You might get a bunch of 180's then suddenly you'll hit one that says 398 or something. Turn the filter on then and go back over the others. They'll likely read somewhere in that same range. Tune the rest of them with the filter on.

Using the filter like this will help dial in all of the drums. It works on all of them.
 

GCRoberts

Member
I think it might have been a combination of a very old (and not good quality) stock head and not using the filter function. I obviously did overtighten the tension rods on the snare (resonant) side head. I decided to back off the tension rods all the way on both sides and start over. While I was able to untighten the snare side, two of the eight tension rods locked up when I was near the end of removing them. I had no option other than remove the lugs from the shell, clamp vise grips onto the swivel nut, and crank until the tension rod broke off. Luckily my local Guitar Center had replacement parts. When I put a new Remo Diplomat Hazy Snare Side head on, I was able to see higher frequencies with FAR LESS tension. But even then, I had to hit it a few times with a rubber mallet to get the higher one. Once I got the higher value, I pushed the filter button on the tune-bot. Since I never saw any high values on the old head, no matter how many times I hit it, I'm not convinced it was just me not using the filter button correctly...but possibly. Either way, I learned some new things about fixing drums and I purchased an overdue head for the snare! Thanks for the answers, it definitely helped.
 

larryace

"Uncle Larry"
My initial guess is that you are not used to cranking down the resonant side as much as it can go for concern of breaking the head. 3 mil film stretches quite a bit before failure.

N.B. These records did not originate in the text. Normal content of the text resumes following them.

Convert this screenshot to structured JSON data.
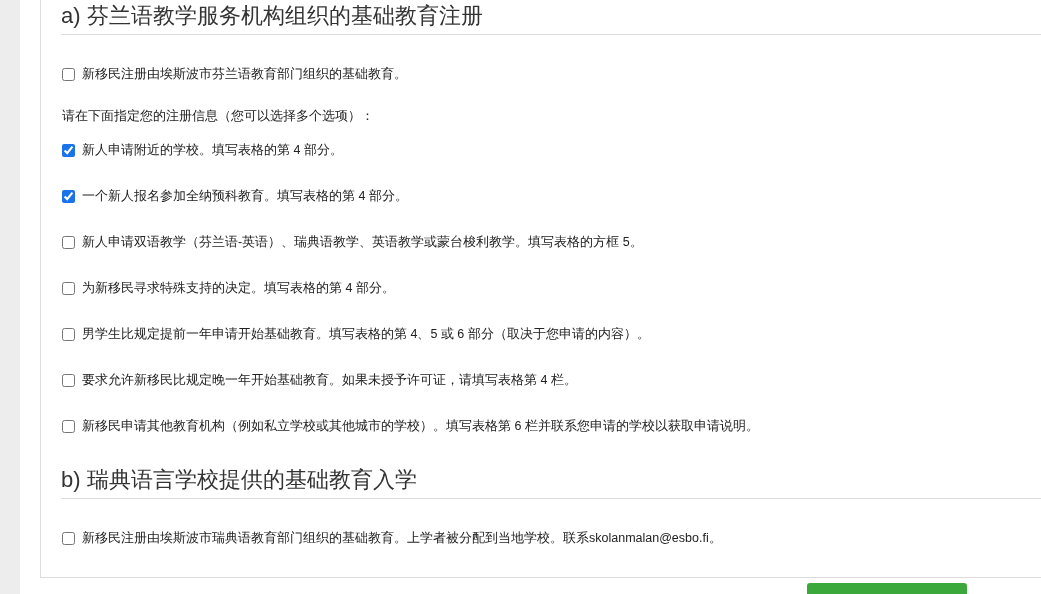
{
  "sections": [
    {
      "title": "a) 芬兰语教学服务机构组织的基础教育注册",
      "items": [
        {
          "kind": "checkbox",
          "label": "新移民注册由埃斯波市芬兰语教育部门组织的基础教育。",
          "checked": false
        },
        {
          "kind": "text",
          "label": "请在下面指定您的注册信息（您可以选择多个选项）："
        },
        {
          "kind": "checkbox",
          "label": "新人申请附近的学校。填写表格的第 4 部分。",
          "checked": true
        },
        {
          "kind": "checkbox",
          "label": "一个新人报名参加全纳预科教育。填写表格的第 4 部分。",
          "checked": true
        },
        {
          "kind": "checkbox",
          "label": "新人申请双语教学（芬兰语-英语）、瑞典语教学、英语教学或蒙台梭利教学。填写表格的方框 5。",
          "checked": false
        },
        {
          "kind": "checkbox",
          "label": "为新移民寻求特殊支持的决定。填写表格的第 4 部分。",
          "checked": false
        },
        {
          "kind": "checkbox",
          "label": "男学生比规定提前一年申请开始基础教育。填写表格的第 4、5 或 6 部分（取决于您申请的内容）。",
          "checked": false
        },
        {
          "kind": "checkbox",
          "label": "要求允许新移民比规定晚一年开始基础教育。如果未授予许可证，请填写表格第 4 栏。",
          "checked": false
        },
        {
          "kind": "checkbox",
          "label": "新移民申请其他教育机构（例如私立学校或其他城市的学校）。填写表格第 6 栏并联系您申请的学校以获取申请说明。",
          "checked": false
        }
      ]
    },
    {
      "title": "b) 瑞典语言学校提供的基础教育入学",
      "items": [
        {
          "kind": "checkbox",
          "label": "新移民注册由埃斯波市瑞典语教育部门组织的基础教育。上学者被分配到当地学校。联系skolanmalan@esbo.fi。",
          "checked": false
        }
      ]
    }
  ]
}
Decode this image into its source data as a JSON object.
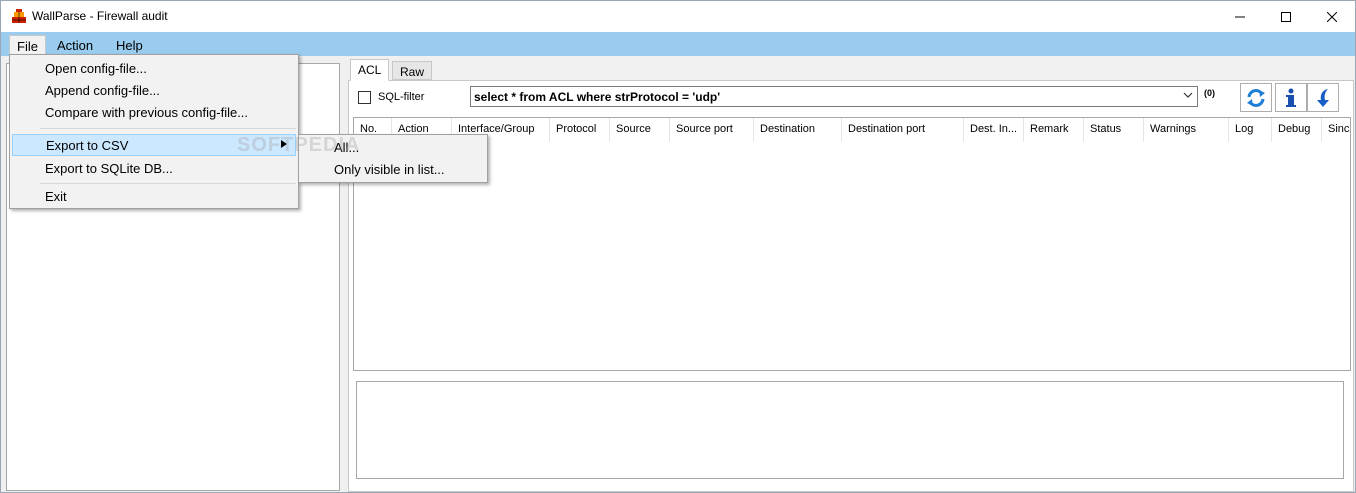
{
  "window": {
    "title": "WallParse - Firewall audit"
  },
  "menubar": {
    "file": "File",
    "action": "Action",
    "help": "Help"
  },
  "file_menu": {
    "items": [
      "Open config-file...",
      "Append config-file...",
      "Compare with previous config-file...",
      "Export to CSV",
      "Export to SQLite DB...",
      "Exit"
    ]
  },
  "csv_submenu": {
    "items": [
      "All...",
      "Only visible in list..."
    ]
  },
  "tabs": {
    "acl": "ACL",
    "raw": "Raw"
  },
  "filter": {
    "label": "SQL-filter",
    "query": "select * from ACL where strProtocol = 'udp'",
    "count": "(0)"
  },
  "table": {
    "columns": [
      "No.",
      "Action",
      "Interface/Group",
      "Protocol",
      "Source",
      "Source port",
      "Destination",
      "Destination port",
      "Dest. In...",
      "Remark",
      "Status",
      "Warnings",
      "Log",
      "Debug",
      "Sinc"
    ]
  },
  "watermark": "SOFTPEDIA",
  "colors": {
    "menubar": "#99ccee",
    "highlight": "#cce8ff"
  }
}
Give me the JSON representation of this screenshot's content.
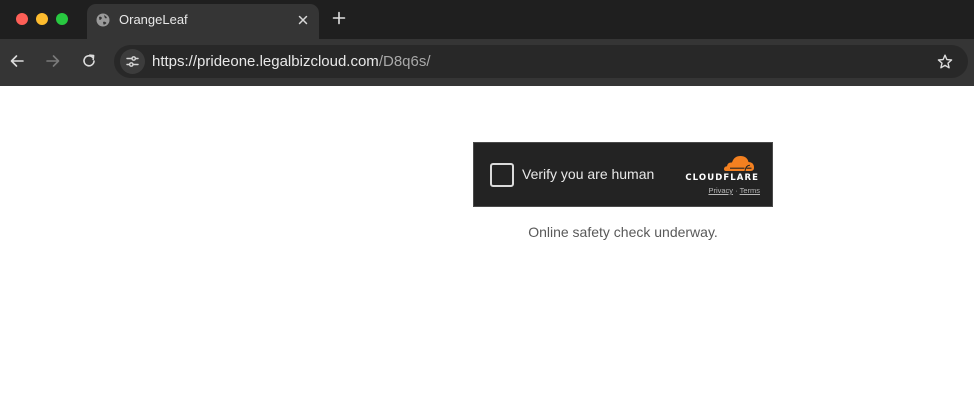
{
  "browser": {
    "tab": {
      "title": "OrangeLeaf",
      "favicon": "globe-icon"
    },
    "address_bar": {
      "host": "https://prideone.legalbizcloud.com",
      "path": "/D8q6s/"
    },
    "icons": {
      "back": "arrow-left-icon",
      "forward": "arrow-right-icon",
      "reload": "reload-icon",
      "site_info": "tune-icon",
      "bookmark": "star-icon",
      "close_tab": "close-icon",
      "new_tab": "plus-icon"
    }
  },
  "challenge": {
    "checkbox_label": "Verify you are human",
    "brand": "CLOUDFLARE",
    "privacy_link": "Privacy",
    "separator": "·",
    "terms_link": "Terms",
    "status": "Online safety check underway.",
    "accent_color": "#f38020"
  }
}
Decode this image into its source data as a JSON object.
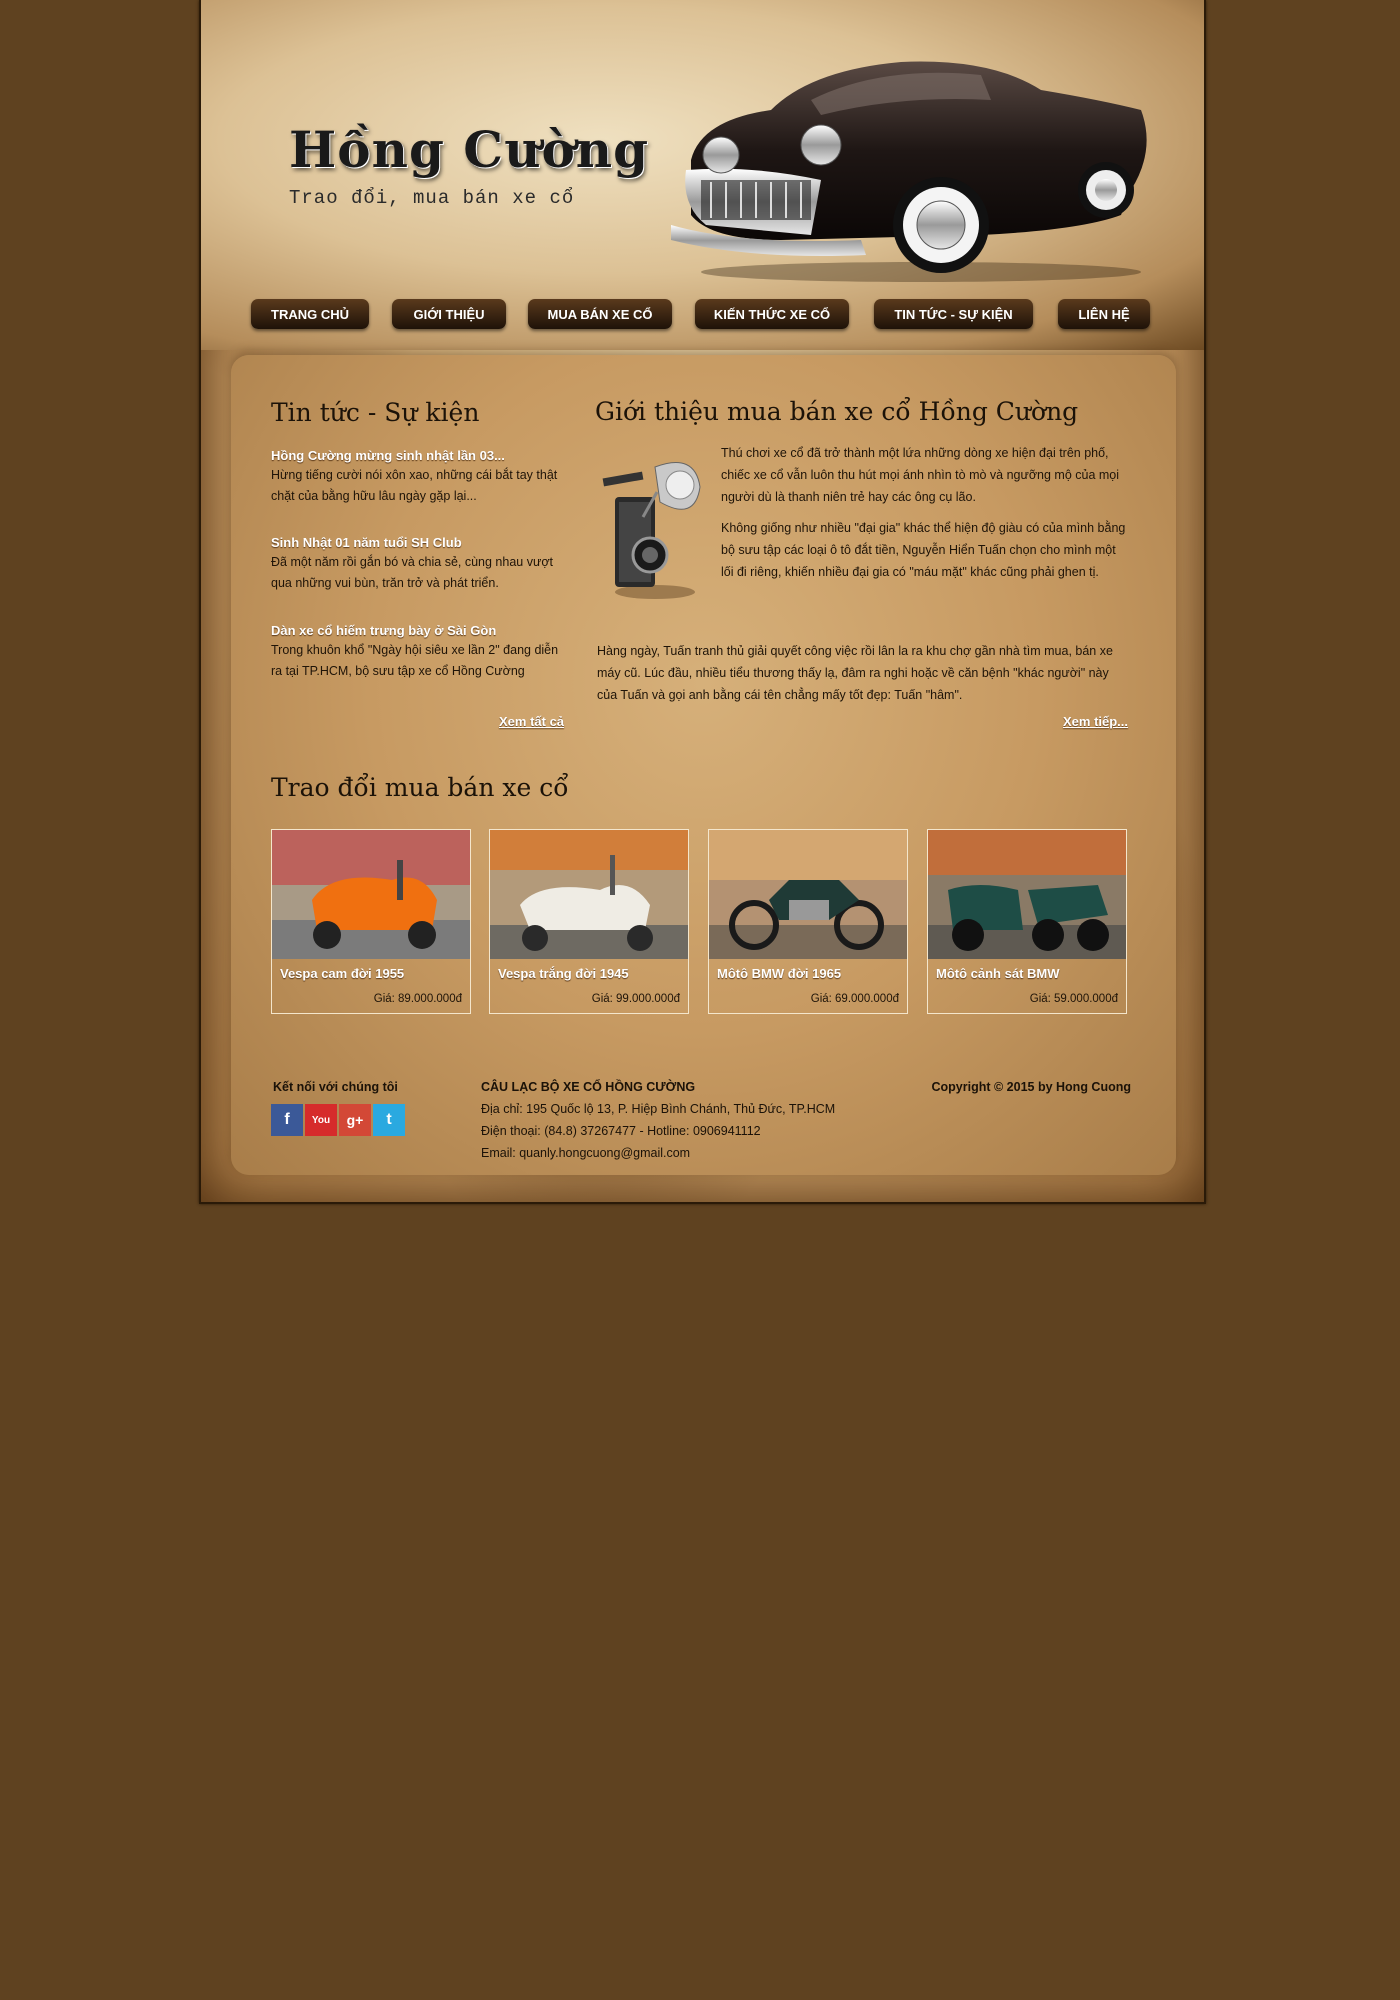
{
  "header": {
    "logo_title": "Hồng Cường",
    "logo_subtitle": "Trao đổi, mua bán xe cổ"
  },
  "nav": [
    {
      "label": "TRANG CHỦ"
    },
    {
      "label": "GIỚI THIỆU"
    },
    {
      "label": "MUA BÁN XE CỔ"
    },
    {
      "label": "KIẾN THỨC XE CỔ"
    },
    {
      "label": "TIN TỨC - SỰ KIỆN"
    },
    {
      "label": "LIÊN HỆ"
    }
  ],
  "news": {
    "title": "Tin tức - Sự kiện",
    "items": [
      {
        "title": "Hồng Cường mừng sinh nhật lần 03...",
        "desc": "Hừng tiếng cười nói xôn xao, những cái bắt tay thật chặt của bằng hữu lâu ngày gặp lại..."
      },
      {
        "title": "Sinh Nhật 01 năm tuổi SH Club",
        "desc": "Đã một năm rồi gắn bó và chia sẻ, cùng nhau vượt qua những vui bùn, trăn trở và phát triển."
      },
      {
        "title": "Dàn xe cổ hiếm trưng bày ở Sài Gòn",
        "desc": "Trong khuôn khổ \"Ngày hội siêu xe lần 2\" đang diễn ra tại TP.HCM, bộ sưu tập xe cổ Hồng Cường"
      }
    ],
    "more_label": "Xem tất cả"
  },
  "intro": {
    "title": "Giới thiệu mua bán xe cổ Hồng Cường",
    "p1": "Thú chơi xe cổ đã trở thành một lứa những dòng xe hiện đại trên phố, chiếc xe cổ vẫn luôn thu hút mọi ánh nhìn tò mò và ngưỡng mộ của mọi người dù là thanh niên trẻ hay các ông cụ lão.",
    "p2": "Không giống như nhiều \"đại gia\" khác thể hiện độ giàu có của mình bằng bộ sưu tập các loại ô tô đắt tiền, Nguyễn Hiển Tuấn chọn cho mình một lối đi riêng, khiến nhiều đại gia có \"máu mặt\" khác cũng phải ghen tị.",
    "p3": "Hàng ngày, Tuấn tranh thủ giải quyết công việc rồi lân la ra khu chợ gần nhà tìm mua, bán xe máy cũ. Lúc đầu, nhiều tiểu thương thấy lạ, đâm ra nghi hoặc về căn bệnh \"khác người\" này của Tuấn và gọi anh bằng cái tên chẳng mấy tốt đẹp: Tuấn \"hâm\".",
    "more_label": "Xem tiếp..."
  },
  "products": {
    "title": "Trao đổi mua bán xe cổ",
    "items": [
      {
        "name": "Vespa cam đời 1955",
        "price": "Giá: 89.000.000đ",
        "color": "#f06a10"
      },
      {
        "name": "Vespa trắng đời 1945",
        "price": "Giá: 99.000.000đ",
        "color": "#eeeae0"
      },
      {
        "name": "Môtô BMW đời 1965",
        "price": "Giá: 69.000.000đ",
        "color": "#1f3a36"
      },
      {
        "name": "Môtô cảnh sát BMW",
        "price": "Giá: 59.000.000đ",
        "color": "#1e4d46"
      }
    ]
  },
  "footer": {
    "connect_label": "Kết nối với chúng tôi",
    "social": [
      {
        "icon": "facebook-icon",
        "glyph": "f",
        "color": "#3b5998"
      },
      {
        "icon": "youtube-icon",
        "glyph": "You",
        "color": "#d62b2b"
      },
      {
        "icon": "googleplus-icon",
        "glyph": "g+",
        "color": "#d34836"
      },
      {
        "icon": "twitter-icon",
        "glyph": "t",
        "color": "#2aa9e0"
      }
    ],
    "club_name": "CÂU LẠC BỘ XE CỔ HỒNG CƯỜNG",
    "address": "Địa chỉ: 195 Quốc lộ 13, P. Hiệp Bình Chánh, Thủ Đức, TP.HCM",
    "phone": "Điện thoại: (84.8) 37267477 - Hotline: 0906941112",
    "email": "Email: quanly.hongcuong@gmail.com",
    "copyright": "Copyright © 2015 by Hong Cuong"
  }
}
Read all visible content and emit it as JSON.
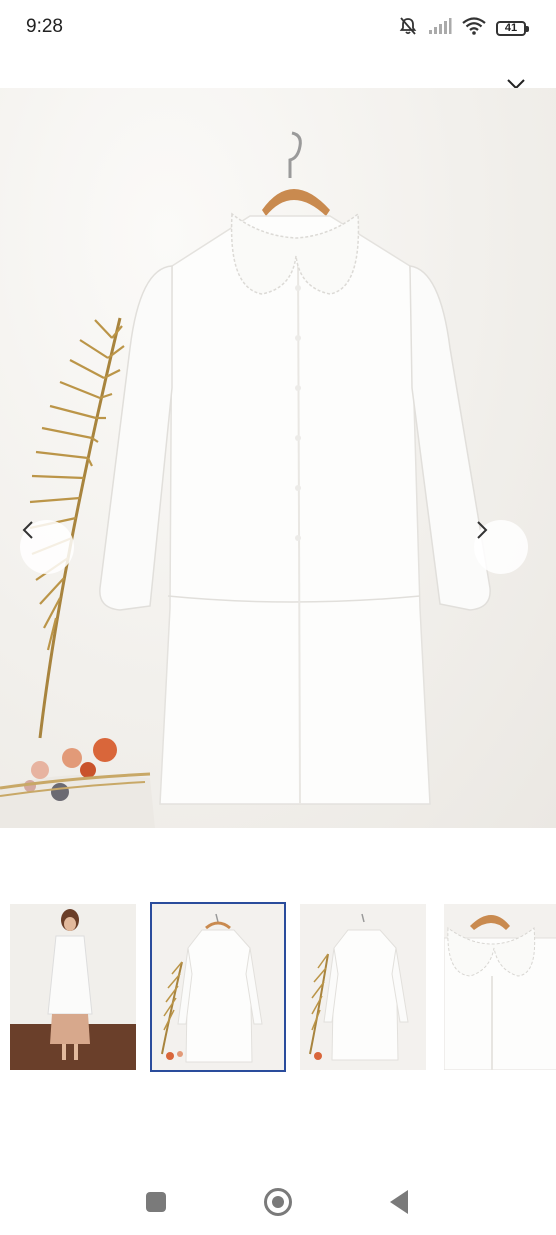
{
  "status_bar": {
    "time": "9:28",
    "battery_level": "41",
    "icons": [
      "mute-bell-icon",
      "signal-icon",
      "wifi-icon",
      "battery-icon"
    ]
  },
  "viewer": {
    "close_icon": "close-icon",
    "prev_icon": "chevron-left-icon",
    "next_icon": "chevron-right-icon",
    "selected_index": 1,
    "thumbnails": [
      {
        "subject": "model-wearing-dress"
      },
      {
        "subject": "dress-on-hanger-with-leaf"
      },
      {
        "subject": "dress-back-view"
      },
      {
        "subject": "collar-detail"
      }
    ]
  },
  "navigation_bar": {
    "icons": [
      "recents-square-icon",
      "home-circle-icon",
      "back-triangle-icon"
    ]
  },
  "colors": {
    "selected_border": "#2a4c9c",
    "background": "#ffffff",
    "nav_icon": "#7a7a7a"
  }
}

You could experiment with an old snare side head, tightening it down until failure, just to see how far you can crank it, measuring the tension with the tune bot along the way. Try tensioning the 4 snare bed rods first because that's the lowest points on the shell. Use 2 keys opposite each other. It's critical for proper head performance/life to tension the head so it's parallel, not angled, in relation to the bearing edge of the shell...north, east, west and south. The 2 key trick helps with that. Since the snare side film stretches so much, it's very easy to get the head going on an angle. Use your eyes.

FWIW, a 3 mil snare side is considered standard. The 2 mil Diplomat excels in sensitive orchestral playing. If you are a medium or harder hitter, most would recommend a 3 mil snare side head. If you prefer the sound of the Dip, disregard. No fixed rules. General guidelines sure, but no fixed rules.